Shreck’s face was hooded and taut; he looked like the statue of a violent medieval German knight in the armor room of the Metropolitan Museum of Art that had briefly fascinated Dobbler when he was a child.

“Just before Swagger was killed, he spent some time in that truck with an FBI agent. Now, what I have to know, would he have talked? As we break the incident down, they were not together more than four minutes, all of it highly stressed. Is it possible that during that period of time, Swagger could have told the agent something, convinced him of certain things?”

“Ah – ” said Dobbler, stalling for time.

But then, “No. No, it’s not probable. Swagger was a private, taciturn man, we saw it here. And he couldn’t have trusted anyone and he couldn’t have known who it was he’d have picked up. No, it’s not likely.”

“Possibly he passed him something,” said Morgan State.

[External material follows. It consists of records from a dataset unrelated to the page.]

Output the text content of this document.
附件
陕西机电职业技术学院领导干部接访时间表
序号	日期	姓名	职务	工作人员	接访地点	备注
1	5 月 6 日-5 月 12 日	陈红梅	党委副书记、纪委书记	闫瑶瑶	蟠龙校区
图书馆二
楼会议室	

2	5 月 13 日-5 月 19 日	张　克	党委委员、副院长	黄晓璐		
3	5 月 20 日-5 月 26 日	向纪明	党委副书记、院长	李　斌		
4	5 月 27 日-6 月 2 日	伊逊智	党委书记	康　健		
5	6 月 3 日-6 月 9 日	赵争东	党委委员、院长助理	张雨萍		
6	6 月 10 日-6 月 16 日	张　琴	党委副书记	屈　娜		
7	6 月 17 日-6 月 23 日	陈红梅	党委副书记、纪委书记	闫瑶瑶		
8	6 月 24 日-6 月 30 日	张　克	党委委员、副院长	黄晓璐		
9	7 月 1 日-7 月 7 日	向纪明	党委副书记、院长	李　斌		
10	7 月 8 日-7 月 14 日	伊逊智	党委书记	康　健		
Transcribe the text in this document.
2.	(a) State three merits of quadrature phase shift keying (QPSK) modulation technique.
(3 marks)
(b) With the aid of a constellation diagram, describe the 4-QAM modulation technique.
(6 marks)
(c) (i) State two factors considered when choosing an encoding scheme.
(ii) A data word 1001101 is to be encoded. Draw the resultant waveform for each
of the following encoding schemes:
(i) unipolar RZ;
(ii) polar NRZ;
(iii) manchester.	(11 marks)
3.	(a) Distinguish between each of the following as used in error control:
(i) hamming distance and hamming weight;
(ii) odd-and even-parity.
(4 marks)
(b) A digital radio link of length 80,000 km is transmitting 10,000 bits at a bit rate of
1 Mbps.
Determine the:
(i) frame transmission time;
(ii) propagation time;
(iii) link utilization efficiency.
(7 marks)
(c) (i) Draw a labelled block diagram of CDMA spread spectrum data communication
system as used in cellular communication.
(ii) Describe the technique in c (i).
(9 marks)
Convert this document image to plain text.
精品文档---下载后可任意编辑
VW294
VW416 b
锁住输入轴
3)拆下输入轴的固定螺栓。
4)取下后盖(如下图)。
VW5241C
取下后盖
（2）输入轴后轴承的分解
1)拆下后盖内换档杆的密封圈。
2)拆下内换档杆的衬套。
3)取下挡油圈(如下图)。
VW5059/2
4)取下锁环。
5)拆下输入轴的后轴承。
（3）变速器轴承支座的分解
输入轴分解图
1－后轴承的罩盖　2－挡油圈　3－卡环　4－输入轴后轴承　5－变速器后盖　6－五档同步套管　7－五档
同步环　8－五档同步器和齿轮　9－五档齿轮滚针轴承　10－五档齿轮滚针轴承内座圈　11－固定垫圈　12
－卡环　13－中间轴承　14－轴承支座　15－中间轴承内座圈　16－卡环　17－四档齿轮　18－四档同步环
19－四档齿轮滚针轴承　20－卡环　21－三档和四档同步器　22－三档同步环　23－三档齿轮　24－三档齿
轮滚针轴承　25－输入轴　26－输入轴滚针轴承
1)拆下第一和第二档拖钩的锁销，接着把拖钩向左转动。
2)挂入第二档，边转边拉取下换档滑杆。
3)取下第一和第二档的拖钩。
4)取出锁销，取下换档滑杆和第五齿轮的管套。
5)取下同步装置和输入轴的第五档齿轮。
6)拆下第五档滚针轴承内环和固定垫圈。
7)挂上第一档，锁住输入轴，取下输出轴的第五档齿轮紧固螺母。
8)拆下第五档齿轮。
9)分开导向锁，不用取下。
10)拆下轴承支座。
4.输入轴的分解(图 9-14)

“But Colonel Shreck, there was no direct link to us. We operated under dummy institutions, and left no trail. What could Swagger have known?”

The colonel nodded imperceptibly.

“May I ask what’s happening?” Dobbler said.

“Tell him,” Shreck said to Hatcher.

“We’ve learned from a friend that an FBI special agent named Nicholas Memphis – the agent Swagger kidnapped – has requested access to the FBI’s RamDyne file. It’s exactly the sort of thing that Lancer is supposed to protect us from. And somehow – stupidly, incredibly, by one of those bureaucratic screwups that happen, the transmission was authorized. He has the file. He knew Swagger and he has the file.”

“Good lord,” said Dobbler, a cold stab of fear coming into him. “Could he go to the press? Or to a politician? Or to – ”

“It doesn’t matter,” said Shreck impatiently, turning to Morgan State. “Get Payne. Tell him we want this Memphis taken, interrogated, and all his secrets removed. Then Payne can kill him.”

CHAPTER TWENTY-FIVE

The phone was ringing. Nick stopped drying his breakfast dishes and went to pick it up.

“Yeah.”

“Nick?”

“Uh, yeah?” The voice, a female’s, had a familiar lilt to it.

“Nick, it’s Sally Ellion in Rec – ”

“Sure, hi, what’s up?”

“Nick, you’ve got me in so much trouble.” She was whispering.

“Oh. The file.”

“I didn’t know you were on suspension.”

“Ah. Yeah, yeah, it was crummy of me not to tell you. I’m very sorry. It wasn’t honest behavior. I just had this damn case I was really hot to clear. I thought…oh, it was so stupid, I thought in my time off I’d just be able to concentrate on it.”

“Nick, I’ve got a directive to return that file by special courier instantly.”

“Oh, Jesus. I hope you’re not in any trouble.”

“I have to have that file back. You weren’t even supposed to leave the building with it.”

“Yeah, but since I couldn’t stay in the building, I couldn’t read it there, could I? Anyway, Sally, I’m very sorry to have disappointed you. I’m done with it, I’ll leave in ten minutes and have it back to you in an hour. Okay? And could this be our little secret, I mean, the fact that I actually looked at it?”